The eight-year-old company recycles lithium batteries into black mass and produces cathode active materials (CAM) and precursor cathode active materials (PCAM). It’s putting those hundreds of millions in recent funding into a manufacturing facility in Kentucky, where it plans to refine the black mass into durable, battery-ready materials.
BlackRock-linked Decarbonization Partners led Ascend Elements’ D round. Some other big names also contributed, including funds managed by Singapore and Qatar, as well as climate tech investor Fifth Wall. Although BlackRock markets itself as an environmentally conscious investor, the company is still pumping a lot of money into the fossil fuel industry.
“Recycle batteries [into black mass]is honestly on the easy side,” Mike O’Kronley, CEO of Ascend Elements, said in a conversation with TechCrunch on Monday. “So there are many companies involved in recycling batteries. What is a challenge is making really high-quality battery-grade materials on the output side.”
Ascend Elements tells TechCrunch that it is already doing this work from pilot facilities in Massachusetts and Michigan. The company plans to produce many more battery-ready materials (20 kilotons of pCAM per year) at its Kentucky plant after it starts operating there around the end of 2024. Ascend Elements’ current customers include Honda and SK Battery America.
Battery recycling tree
Particularly in the US, venture capital firms are handing over a ton of money to companies that ultimately play a role in turning used batteries into new ones. Other deals this year, in addition to Ascend Elements’ $542 million, include: Redwood Materials’ $1 billion D round, Nth Cycle’s targeted $50 million Series B and Green Li-ion’s $20.5 million “pre-Series B .” That’s in addition to a $192 million effort by the Energy Department to support battery recycling technology in the U.S., with the aim of limiting U.S. dependence on Chinese-made batteries.

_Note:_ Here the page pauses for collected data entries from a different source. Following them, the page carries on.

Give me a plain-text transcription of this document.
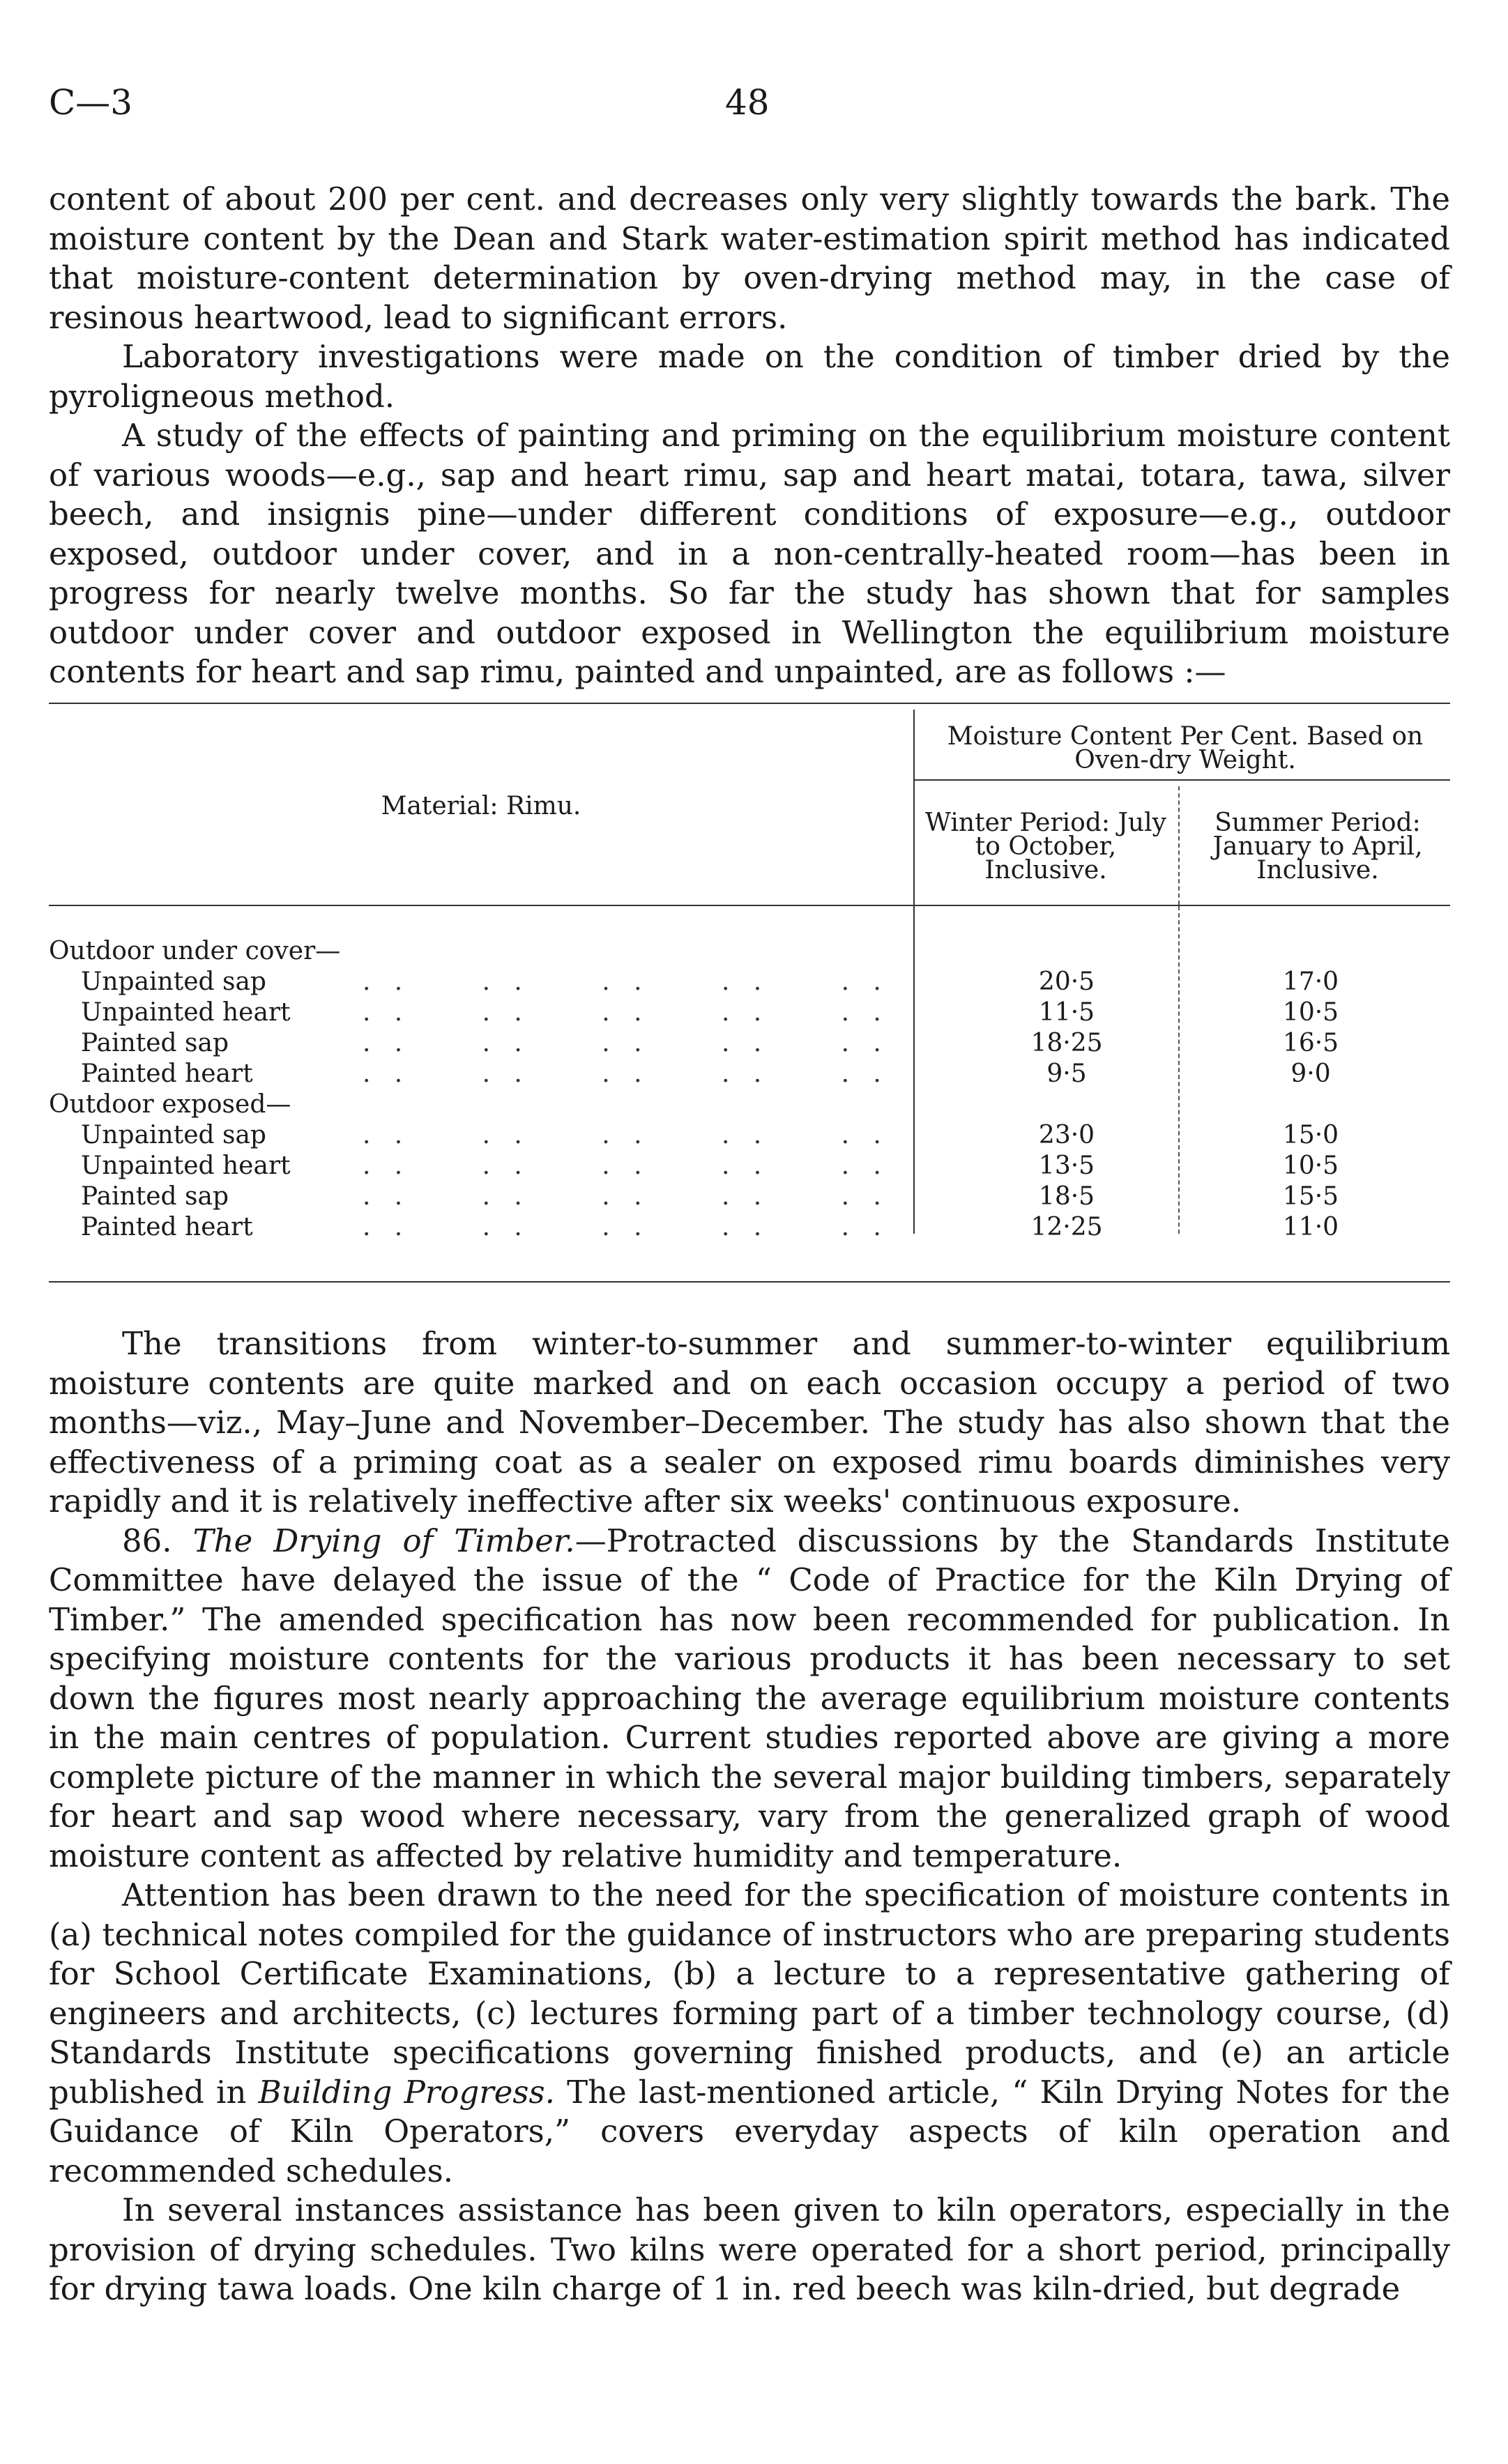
C—3	48

content of about 200 per cent. and decreases only very slightly towards the bark. The moisture content by the Dean and Stark water-estimation spirit method has indicated that moisture-content determination by oven-drying method may, in the case of resinous heartwood, lead to significant errors.

Laboratory investigations were made on the condition of timber dried by the pyroligneous method.

A study of the effects of painting and priming on the equilibrium moisture content of various woods—e.g., sap and heart rimu, sap and heart matai, totara, tawa, silver beech, and insignis pine—under different conditions of exposure—e.g., outdoor exposed, outdoor under cover, and in a non-centrally-heated room—has been in progress for nearly twelve months. So far the study has shown that for samples outdoor under cover and outdoor exposed in Wellington the equilibrium moisture contents for heart and sap rimu, painted and unpainted, are as follows :—

Material: Rimu.
Moisture Content Per Cent. Based on Oven-dry Weight.
Winter Period: July to October, Inclusive.
Summer Period: January to April, Inclusive.
Outdoor under cover—
Unpainted sap	.   .          .   .          .   .          .   .          .   .	20·5	17·0
Unpainted heart	.   .          .   .          .   .          .   .          .   .	11·5	10·5
Painted sap	.   .          .   .          .   .          .   .          .   .	18·25	16·5
Painted heart	.   .          .   .          .   .          .   .          .   .	9·5	9·0
Outdoor exposed—
Unpainted sap	.   .          .   .          .   .          .   .          .   .	23·0	15·0
Unpainted heart	.   .          .   .          .   .          .   .          .   .	13·5	10·5
Painted sap	.   .          .   .          .   .          .   .          .   .	18·5	15·5
Painted heart	.   .          .   .          .   .          .   .          .   .	12·25	11·0

The transitions from winter-to-summer and summer-to-winter equilibrium moisture contents are quite marked and on each occasion occupy a period of two months—viz., May–June and November–December. The study has also shown that the effectiveness of a priming coat as a sealer on exposed rimu boards diminishes very rapidly and it is relatively ineffective after six weeks' continuous exposure.

86. The Drying of Timber.—Protracted discussions by the Standards Institute Committee have delayed the issue of the “ Code of Practice for the Kiln Drying of Timber.” The amended specification has now been recommended for publication. In specifying moisture contents for the various products it has been necessary to set down the figures most nearly approaching the average equilibrium moisture contents in the main centres of population. Current studies reported above are giving a more complete picture of the manner in which the several major building timbers, separately for heart and sap wood where necessary, vary from the generalized graph of wood moisture content as affected by relative humidity and temperature.

Attention has been drawn to the need for the specification of moisture contents in (a) technical notes compiled for the guidance of instructors who are preparing students for School Certificate Examinations, (b) a lecture to a representative gathering of engineers and architects, (c) lectures forming part of a timber technology course, (d) Standards Institute specifications governing finished products, and (e) an article published in Building Progress. The last-mentioned article, “ Kiln Drying Notes for the Guidance of Kiln Operators,” covers everyday aspects of kiln operation and recommended schedules.

In several instances assistance has been given to kiln operators, especially in the provision of drying schedules. Two kilns were operated for a short period, principally for drying tawa loads. One kiln charge of 1 in. red beech was kiln-dried, but degrade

The recent influx of deals is reminiscent of 2021’s climate tech financing frenzy, but according to data from PitchBook, global venture capital funding for battery recycling companies is still far from the peak of a few years ago. In the third quarter of 2021, PitchBook tracked $2.5 billion in financing across nine deals. In the same quarter of this year (with a few weeks to go), the data company recorded $1.5 billion in funding for seven deals.